Mme Gisèle Gautier, présidente, a précisé que la délégation avait souhaité consacrer une partie de ses travaux à la question des violences envers les femmes dans leur environnement professionnel.

Mme Catherine Le Magueresse, présidente de l'Association européenne contre les violences faites aux femmes au travail, a indiqué que l'Association européenne contre les violences faites aux femmes au travail (AVFT) était une association féministe de lutte contre les violences masculines à l'encontre des femmes, ayant pour but de lutter pour l'éradication de toutes les formes de violence, qu'elle a jugées indissociables de par leurs causes, leurs auteurs, leurs victimes et leurs conséquences. Elle a précisé que, si l'AVFT est amenée à travailler sur toutes les formes de violences sexistes ou sexuelles, elle est principalement connue pour ses actions dans le domaine des relations de travail.
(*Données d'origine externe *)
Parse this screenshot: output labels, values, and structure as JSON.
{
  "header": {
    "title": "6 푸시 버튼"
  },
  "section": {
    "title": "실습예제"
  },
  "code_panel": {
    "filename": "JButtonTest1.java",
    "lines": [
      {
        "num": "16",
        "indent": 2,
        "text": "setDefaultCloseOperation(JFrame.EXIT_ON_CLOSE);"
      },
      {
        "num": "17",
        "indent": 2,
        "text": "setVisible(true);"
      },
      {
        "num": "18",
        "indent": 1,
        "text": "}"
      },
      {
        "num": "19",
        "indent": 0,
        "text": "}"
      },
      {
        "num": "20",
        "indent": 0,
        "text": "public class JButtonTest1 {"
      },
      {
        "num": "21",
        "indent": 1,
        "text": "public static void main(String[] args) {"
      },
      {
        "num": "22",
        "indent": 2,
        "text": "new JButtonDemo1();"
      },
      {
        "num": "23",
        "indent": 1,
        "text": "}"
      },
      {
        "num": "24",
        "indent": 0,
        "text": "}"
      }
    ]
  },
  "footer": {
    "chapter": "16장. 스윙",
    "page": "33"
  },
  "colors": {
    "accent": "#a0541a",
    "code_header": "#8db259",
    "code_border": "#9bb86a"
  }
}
Elle a rappelé que l'AVFT avait été créée en 1985 par Marie-Victoire Louis, chercheuse au Centre national de la recherche scientifique (CNRS), Yvette Fuillet, alors députée européenne, et Joëlle Causin, secrétaire victime de harcèlement sexuel de la part de son supérieur hiérarchique. Elle a noté que l'AVFT était une association nationale intervenant dans toute la France et qu'elle travaillait également en relation avec d'autres associations européennes. Sur le plan financier, elle a indiqué que, dans un premier temps, l'association avait reçu des subventions européennes puis, qu'à partir de 1991, elle avait bénéficié de subventions du service des droits des femmes et de l'égalité et de la direction des relations du travail du ministère du travail, à hauteur d'environ 203.000 euros en 2004.
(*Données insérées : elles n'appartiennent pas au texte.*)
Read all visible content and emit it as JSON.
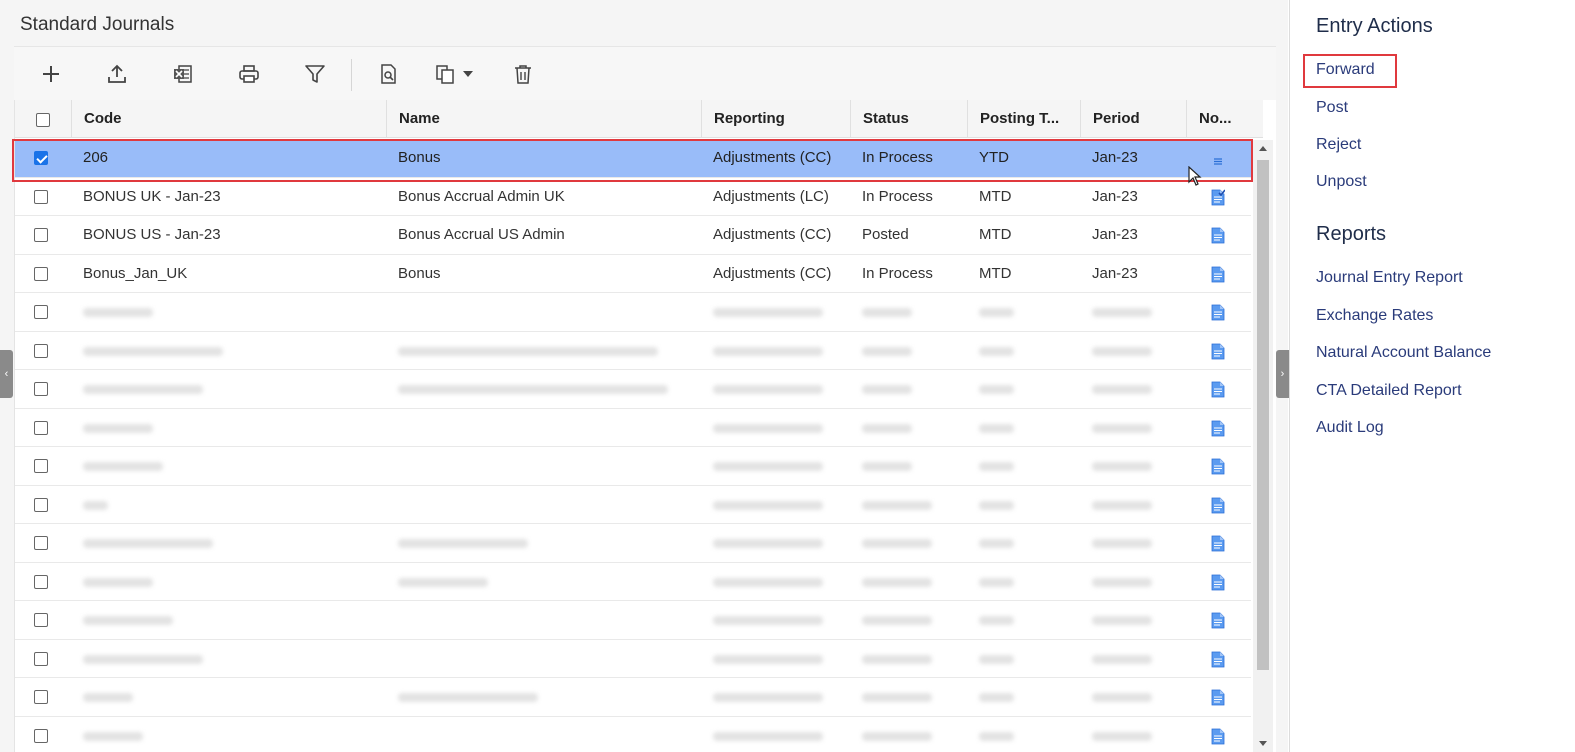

Mme Catherine Le Magueresse a fait observer qu'il existait très peu de statistiques fiables sur la réalité des violences faites aux femmes au travail. Elle a cité un sondage réalisé par l'institut Louis Harris, en 1991, selon lequel 19 % des femmes actives disent avoir subi, au cours de leur carrière, une forme de violence liée à leur sexe, ce qui représente environ deux millions de femmes. Tout en se demandant si ce chiffre, pourtant considérable, ne minimise pas la réalité vécue par les femmes, elle a fait observer qu'en raison du silence des victimes et des difficultés procédurales, seule une cinquantaine de cas annuels faisaient l'objet d'une sanction pénale. Elle a précisé que l'AVFT était actuellement saisie de 300 dossiers, parmi lesquels on comptait 14 % de viols sur le lieu de travail, 56 % d'agressions et de harcèlement sexuels et 20 % de harcèlement sexuel, ainsi que quelques cas de discrimination liée à la maternité. Elle a ajouté que, parmi les secteurs les plus concernés par ce type de violences, figuraient notamment l'hôtellerie/restauration, la fonction publique territoriale, en particulier au niveau des communes, et les activités sportives, ainsi que les milieux traditionnellement masculins tels que l'armée, la gendarmerie ou la police.
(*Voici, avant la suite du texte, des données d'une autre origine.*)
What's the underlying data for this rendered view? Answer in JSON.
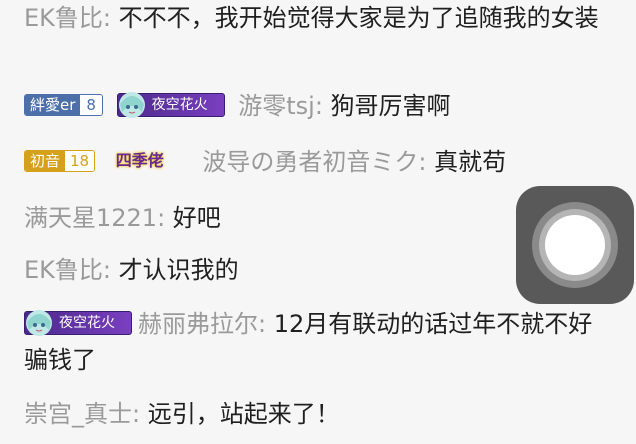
{
  "messages": [
    {
      "user": "EK鲁比",
      "colon": ":",
      "text": " 不不不，我开始觉得大家是为了追随我的女装"
    },
    {
      "fan_badge": {
        "name": "絆愛er",
        "level": "8"
      },
      "title_badge": "夜空花火",
      "user": "游零tsj",
      "colon": ":",
      "text": " 狗哥厉害啊"
    },
    {
      "fan_badge": {
        "name": "初音",
        "level": "18"
      },
      "title_badge": "四季佬",
      "user": "波导の勇者初音ミク",
      "colon": ":",
      "text": " 真就苟"
    },
    {
      "user": "满天星1221",
      "colon": ":",
      "text": " 好吧"
    },
    {
      "user": "EK鲁比",
      "colon": ":",
      "text": " 才认识我的"
    },
    {
      "title_badge": "夜空花火",
      "user": "赫丽弗拉尔",
      "colon": ":",
      "text": " 12月有联动的话过年不就不好骗钱了"
    },
    {
      "user": "崇宫_真士",
      "colon": ":",
      "text": " 远引，站起来了！"
    }
  ],
  "colors": {
    "background": "#f6f6f6",
    "username": "#9a9a9a",
    "message_text": "#202020",
    "fan_blue": "#4c6fa9",
    "fan_gold": "#d5a11c",
    "badge_purple": "#5a2f9e",
    "assistive_touch": "#595959"
  },
  "icons": {
    "assistive_touch": "assistive-touch-icon",
    "avatar": "anime-avatar-icon"
  }
}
Mme Catherine Le Magueresse a précisé que, conformément à l'article 2 de ses statuts, l'association se fixait deux grands axes d'intervention : des actions de soutien aux victimes, d'une part, et des actions de sensibilisation, d'autre part.

Insistant sur le caractère spécifique de chaque cas, elle a expliqué comment l'AVFT mettait en oeuvre une stratégie adaptée à chaque dossier et qui peut se traduire par la saisine de l'employeur, du procureur de la République, de l'inspection du travail ou encore de la médecine du travail. Elle a précisé que l'association se constituait également partie civile lors des fréquents procès qui interviennent faute de pouvoir trouver une solution extrajudiciaire et parce que la parole des femmes victimes n'est pas suffisamment prise en compte sur le lieu de travail. En outre, elle a regretté que les magistrats eux-mêmes semblent parfois avoir des difficultés à apprécier la gravité des violences subies par les femmes dans le monde professionnel, ce qui lui paraissait expliquer le nombre important de relaxes prononcées.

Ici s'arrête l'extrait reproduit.